I find myself hoping to get more of my “phobia” situations because that’s the only way I’m going to get comfortable – and more confident. In one recent game it seemed as though I got banger after banger after banger. Another game, nothing was close at all. You take what the game gives you.

Let me know about your toughest call…

UPDATE: After a game this weekend, I've now tried to change the angle of this call.  Rather than simply hold my position and allow the throw to come from behind me, I was able, on a few plays, to shift to my left, almost taking me back to the "B" position.  This gave me a better look.  I find it to be a tough call but that helps.


  1. First, the toughest calls are the ones where somebody screws up and turns what should be a routine call into something jacked up.

    But the two calls that are the toughest are the two which stretch the 2 man system.
    1. R3, <2 outs, trouble ball hit down RF line. You as the PU have 3 responsibilities and need to get them all right in the right order. First, you need to gain some distance to the play, then rule Fair/Foul, then catch/no catch, the tag of third and then bust back to the plate area for the potential play there.

    2. R2, < 2 outs, as BU. Grounder hit to the left side, F5/F6 look back runner, throw to 1st, R2 breaks when the fielder releases, F3 throws back to third for the tag of R3. The BU has to be aware not to over-commit to the play at first, make the call and do the best he can for the play at third.

    I had both plays in the past few weeks. In the second I did over-commit to first and had a decent angle but horrible distance.

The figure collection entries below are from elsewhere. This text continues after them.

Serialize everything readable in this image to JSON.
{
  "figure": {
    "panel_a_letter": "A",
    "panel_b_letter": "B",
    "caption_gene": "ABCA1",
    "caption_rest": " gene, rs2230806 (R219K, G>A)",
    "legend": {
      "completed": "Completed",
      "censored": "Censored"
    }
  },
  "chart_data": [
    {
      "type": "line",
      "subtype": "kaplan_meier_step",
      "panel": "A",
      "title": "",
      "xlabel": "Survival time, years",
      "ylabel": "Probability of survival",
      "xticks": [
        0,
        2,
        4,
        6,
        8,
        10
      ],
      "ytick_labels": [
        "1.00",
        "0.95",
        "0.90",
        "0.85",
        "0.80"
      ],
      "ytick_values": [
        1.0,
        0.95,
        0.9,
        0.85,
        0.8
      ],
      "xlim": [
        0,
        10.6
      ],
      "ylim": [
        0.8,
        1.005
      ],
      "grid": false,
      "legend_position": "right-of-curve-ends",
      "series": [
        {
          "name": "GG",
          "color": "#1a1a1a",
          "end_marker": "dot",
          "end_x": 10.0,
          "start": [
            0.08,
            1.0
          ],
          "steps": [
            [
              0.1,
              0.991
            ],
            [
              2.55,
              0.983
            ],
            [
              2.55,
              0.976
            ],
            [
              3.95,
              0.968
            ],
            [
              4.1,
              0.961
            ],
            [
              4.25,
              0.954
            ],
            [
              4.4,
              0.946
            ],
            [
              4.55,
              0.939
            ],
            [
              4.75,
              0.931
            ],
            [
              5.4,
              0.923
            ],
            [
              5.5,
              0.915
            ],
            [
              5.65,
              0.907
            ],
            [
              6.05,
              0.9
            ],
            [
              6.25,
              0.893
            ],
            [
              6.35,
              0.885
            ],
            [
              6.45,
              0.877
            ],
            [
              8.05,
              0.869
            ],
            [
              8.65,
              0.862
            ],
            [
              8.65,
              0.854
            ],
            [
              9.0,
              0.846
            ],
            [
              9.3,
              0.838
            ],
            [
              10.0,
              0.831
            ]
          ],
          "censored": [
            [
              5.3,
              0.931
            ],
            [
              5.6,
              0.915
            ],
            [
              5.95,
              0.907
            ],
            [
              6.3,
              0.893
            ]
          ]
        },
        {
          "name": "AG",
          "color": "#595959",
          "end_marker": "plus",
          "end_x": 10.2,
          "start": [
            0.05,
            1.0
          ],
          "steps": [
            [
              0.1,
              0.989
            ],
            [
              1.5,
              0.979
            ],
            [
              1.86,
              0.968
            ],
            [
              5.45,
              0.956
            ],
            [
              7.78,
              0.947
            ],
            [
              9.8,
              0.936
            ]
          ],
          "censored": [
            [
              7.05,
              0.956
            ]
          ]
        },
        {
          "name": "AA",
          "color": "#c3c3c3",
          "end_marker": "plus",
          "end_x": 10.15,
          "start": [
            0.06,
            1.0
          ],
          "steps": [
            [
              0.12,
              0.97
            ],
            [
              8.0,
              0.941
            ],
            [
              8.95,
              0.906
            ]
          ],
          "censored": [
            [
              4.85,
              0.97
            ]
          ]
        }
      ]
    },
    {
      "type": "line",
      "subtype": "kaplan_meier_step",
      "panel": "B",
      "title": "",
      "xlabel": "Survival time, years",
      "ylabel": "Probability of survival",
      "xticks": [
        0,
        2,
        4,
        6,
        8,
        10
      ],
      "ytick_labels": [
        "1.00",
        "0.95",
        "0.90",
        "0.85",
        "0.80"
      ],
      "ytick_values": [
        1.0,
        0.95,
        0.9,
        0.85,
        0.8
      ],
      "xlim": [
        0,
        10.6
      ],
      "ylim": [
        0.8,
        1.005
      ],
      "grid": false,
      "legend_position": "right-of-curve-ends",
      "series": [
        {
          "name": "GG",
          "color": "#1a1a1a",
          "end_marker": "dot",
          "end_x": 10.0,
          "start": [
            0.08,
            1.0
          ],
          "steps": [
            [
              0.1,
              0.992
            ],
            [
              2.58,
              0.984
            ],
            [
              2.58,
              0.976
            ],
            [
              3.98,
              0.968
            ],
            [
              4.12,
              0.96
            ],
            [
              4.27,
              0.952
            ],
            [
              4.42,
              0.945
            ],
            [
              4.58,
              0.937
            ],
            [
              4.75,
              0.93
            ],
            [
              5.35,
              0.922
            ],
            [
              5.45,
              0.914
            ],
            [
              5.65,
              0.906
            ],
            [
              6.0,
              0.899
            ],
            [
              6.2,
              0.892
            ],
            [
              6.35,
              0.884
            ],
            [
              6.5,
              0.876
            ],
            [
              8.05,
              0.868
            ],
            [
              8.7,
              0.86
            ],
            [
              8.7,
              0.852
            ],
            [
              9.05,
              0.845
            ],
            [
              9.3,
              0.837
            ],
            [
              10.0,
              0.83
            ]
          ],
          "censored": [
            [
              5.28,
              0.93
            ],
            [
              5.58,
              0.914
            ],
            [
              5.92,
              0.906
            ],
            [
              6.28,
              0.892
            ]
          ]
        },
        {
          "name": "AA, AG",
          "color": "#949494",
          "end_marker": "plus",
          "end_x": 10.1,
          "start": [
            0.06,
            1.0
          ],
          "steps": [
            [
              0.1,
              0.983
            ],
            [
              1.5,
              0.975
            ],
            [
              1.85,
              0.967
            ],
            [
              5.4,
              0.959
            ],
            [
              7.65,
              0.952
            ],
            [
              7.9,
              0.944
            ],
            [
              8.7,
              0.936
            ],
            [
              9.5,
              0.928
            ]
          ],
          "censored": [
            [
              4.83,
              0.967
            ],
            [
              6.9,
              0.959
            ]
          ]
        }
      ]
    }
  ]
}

  2. I'm not an umpire -- just a lifelong fan. Having just seen this happen in a Giant-Dodger game, I'd say the toughest call is one that doesn't come up that often -- having to observe two events that are not in proximity of each other at the same time. That could mean deciding whether a runner leaves third base too soon to try to score on a sacrifice fly. Tonight's situation was harder. The Dodgers had runners on 2nd and 3rd with two out, and the batter hit a bouncer to the third baseman. Instead of throwing to first base, he elected to tag the runner coming from second to third. This left it up to the home plate umpire to determine if the tag was applied before the lead runner crossed home plate. The home plate umpire ruled that the lead runner scored, and replays clearly showed it was a badly blown call. Fortunately, the call did not affect the outcome of the game, and I'm just guessing the third basemen got a lecture on fundamentals from his manager.